Employment law specialist Rob Childe of Pinsent Masons, the law firm behind Out-Law.com, said that the report contained plenty of positives.
"It is good to see the suggestion to pilot the national digital ecosystem in the North West where there is a real opportunity to harness the work of smaller and medium sized engineering companies and experiment with new technologies," Childe said.
"It is also encouraging to see the focus on upskilling workers within the manufacturing sector, in part achieved by the manufacturing and university sectors working together. We have already seen this approach work well in the sector as manufacturers start to work with higher education providers to design apprenticeships to upskill their employees. It is clear from the report that the current skills gap must be addressed as a priority to unlock the potential within the sector," he said.
The report also contained plans to create a network of Digital Research Centres (DRCs), initially in the areas of artificial intelligence, machine learning and data analytics, additive manufacturing, robotics and automation, virtual reality and augmented reality, and the industrial internet of things (IIoT) and connectivity.
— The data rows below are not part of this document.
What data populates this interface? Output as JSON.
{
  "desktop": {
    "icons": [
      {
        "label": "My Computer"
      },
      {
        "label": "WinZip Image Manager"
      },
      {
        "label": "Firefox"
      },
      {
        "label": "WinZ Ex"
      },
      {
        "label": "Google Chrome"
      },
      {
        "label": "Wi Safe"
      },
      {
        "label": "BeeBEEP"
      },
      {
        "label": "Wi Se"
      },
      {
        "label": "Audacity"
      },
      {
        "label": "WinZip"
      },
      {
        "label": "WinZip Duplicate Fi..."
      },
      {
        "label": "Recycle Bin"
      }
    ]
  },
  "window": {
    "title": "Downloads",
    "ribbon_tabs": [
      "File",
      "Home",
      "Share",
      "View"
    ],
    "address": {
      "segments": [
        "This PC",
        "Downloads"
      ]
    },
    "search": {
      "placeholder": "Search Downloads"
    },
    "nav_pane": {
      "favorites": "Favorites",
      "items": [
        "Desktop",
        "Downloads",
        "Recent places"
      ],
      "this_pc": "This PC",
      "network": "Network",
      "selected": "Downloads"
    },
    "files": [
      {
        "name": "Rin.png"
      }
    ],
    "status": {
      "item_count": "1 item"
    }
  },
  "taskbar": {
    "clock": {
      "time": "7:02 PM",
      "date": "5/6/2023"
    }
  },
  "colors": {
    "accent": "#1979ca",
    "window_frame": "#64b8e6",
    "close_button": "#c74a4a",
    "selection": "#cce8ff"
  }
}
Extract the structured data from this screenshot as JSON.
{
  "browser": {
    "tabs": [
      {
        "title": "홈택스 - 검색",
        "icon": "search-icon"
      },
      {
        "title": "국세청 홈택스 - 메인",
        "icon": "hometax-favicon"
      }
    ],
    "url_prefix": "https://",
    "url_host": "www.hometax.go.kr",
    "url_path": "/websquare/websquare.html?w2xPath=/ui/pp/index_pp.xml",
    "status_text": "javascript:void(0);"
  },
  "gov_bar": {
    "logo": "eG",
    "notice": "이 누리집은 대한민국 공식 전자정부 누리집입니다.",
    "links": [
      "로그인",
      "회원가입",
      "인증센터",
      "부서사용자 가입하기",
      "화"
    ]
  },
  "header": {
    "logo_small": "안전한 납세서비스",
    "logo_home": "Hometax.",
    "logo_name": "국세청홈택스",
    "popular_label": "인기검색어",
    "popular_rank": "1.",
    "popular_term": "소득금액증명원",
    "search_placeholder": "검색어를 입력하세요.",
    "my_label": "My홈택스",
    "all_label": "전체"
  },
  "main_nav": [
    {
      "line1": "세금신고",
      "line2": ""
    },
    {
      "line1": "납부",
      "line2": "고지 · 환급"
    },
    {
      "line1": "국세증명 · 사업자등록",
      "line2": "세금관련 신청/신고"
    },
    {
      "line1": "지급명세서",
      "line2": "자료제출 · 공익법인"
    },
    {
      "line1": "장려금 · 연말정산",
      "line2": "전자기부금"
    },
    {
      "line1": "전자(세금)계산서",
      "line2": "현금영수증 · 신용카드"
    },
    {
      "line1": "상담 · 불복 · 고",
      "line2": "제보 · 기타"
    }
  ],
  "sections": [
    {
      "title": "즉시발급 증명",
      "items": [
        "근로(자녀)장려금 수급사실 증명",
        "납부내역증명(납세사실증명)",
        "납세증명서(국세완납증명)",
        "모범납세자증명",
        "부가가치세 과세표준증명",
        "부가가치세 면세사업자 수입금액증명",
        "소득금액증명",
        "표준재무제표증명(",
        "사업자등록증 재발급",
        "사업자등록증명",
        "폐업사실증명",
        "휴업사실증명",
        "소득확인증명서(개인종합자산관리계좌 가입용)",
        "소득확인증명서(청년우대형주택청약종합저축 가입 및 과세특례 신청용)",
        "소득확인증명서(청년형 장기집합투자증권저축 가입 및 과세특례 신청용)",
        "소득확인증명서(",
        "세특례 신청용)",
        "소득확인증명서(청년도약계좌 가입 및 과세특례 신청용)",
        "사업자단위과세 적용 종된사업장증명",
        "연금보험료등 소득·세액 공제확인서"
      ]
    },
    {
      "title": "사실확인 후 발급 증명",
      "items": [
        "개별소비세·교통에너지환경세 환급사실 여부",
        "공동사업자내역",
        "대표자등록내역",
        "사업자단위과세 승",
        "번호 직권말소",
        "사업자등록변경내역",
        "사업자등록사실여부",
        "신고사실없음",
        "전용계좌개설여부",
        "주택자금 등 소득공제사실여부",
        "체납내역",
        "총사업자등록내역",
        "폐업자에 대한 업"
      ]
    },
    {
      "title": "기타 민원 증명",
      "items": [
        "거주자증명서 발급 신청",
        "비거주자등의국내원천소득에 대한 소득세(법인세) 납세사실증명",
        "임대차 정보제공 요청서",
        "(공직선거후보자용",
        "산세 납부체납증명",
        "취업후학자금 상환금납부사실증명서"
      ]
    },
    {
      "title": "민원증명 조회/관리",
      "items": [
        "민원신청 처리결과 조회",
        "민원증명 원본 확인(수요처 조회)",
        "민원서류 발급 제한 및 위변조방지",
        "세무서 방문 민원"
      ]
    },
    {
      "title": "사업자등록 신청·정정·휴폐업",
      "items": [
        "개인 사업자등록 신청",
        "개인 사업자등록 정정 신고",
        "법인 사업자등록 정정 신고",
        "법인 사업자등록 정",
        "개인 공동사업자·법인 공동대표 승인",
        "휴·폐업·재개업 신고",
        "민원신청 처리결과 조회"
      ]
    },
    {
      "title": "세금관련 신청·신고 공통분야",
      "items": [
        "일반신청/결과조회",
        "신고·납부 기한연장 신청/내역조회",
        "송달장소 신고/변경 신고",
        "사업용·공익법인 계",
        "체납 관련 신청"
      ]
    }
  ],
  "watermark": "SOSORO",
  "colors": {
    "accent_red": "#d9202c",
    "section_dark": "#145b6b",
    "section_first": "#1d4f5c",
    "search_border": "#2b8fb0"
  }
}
Further proposals to develop new standards "to promote the greater interoperability of IDTs", and create new 'data trusts' to boost data sharing among industry were included in the report. Data trusts were also advocated in another recently published report from a government-commissioned review into artificial intelligence.
Other recommendations include those aimed at increasing awareness of the potential of digital technologies to revolutionise manufacturing. They included proposals for a new Made Smarter UK Commission (MSUK).
"[The MSUK] would be a national body, comprising industry, government, academia and leading research and innovation organisations, responsible for developing the UK as a leader in IDT," the report said. "With a chair from industry and a ministerial co-chair this public–private partnership would provide a market-focused view on IDT priorities, and ensure the faster innovation, adoption and diffusion of IDT to drive maximum value for the UK economy. The MSUK Commission would establish and govern a more visible and better-organised ecosystem that will deliver business transformation through innovation."
A recent report by Warwick Manufacturing Group found that many businesses are not ready to take advantage of the opportunities presented by the fourth industrial revolution, 'industry 4.0'.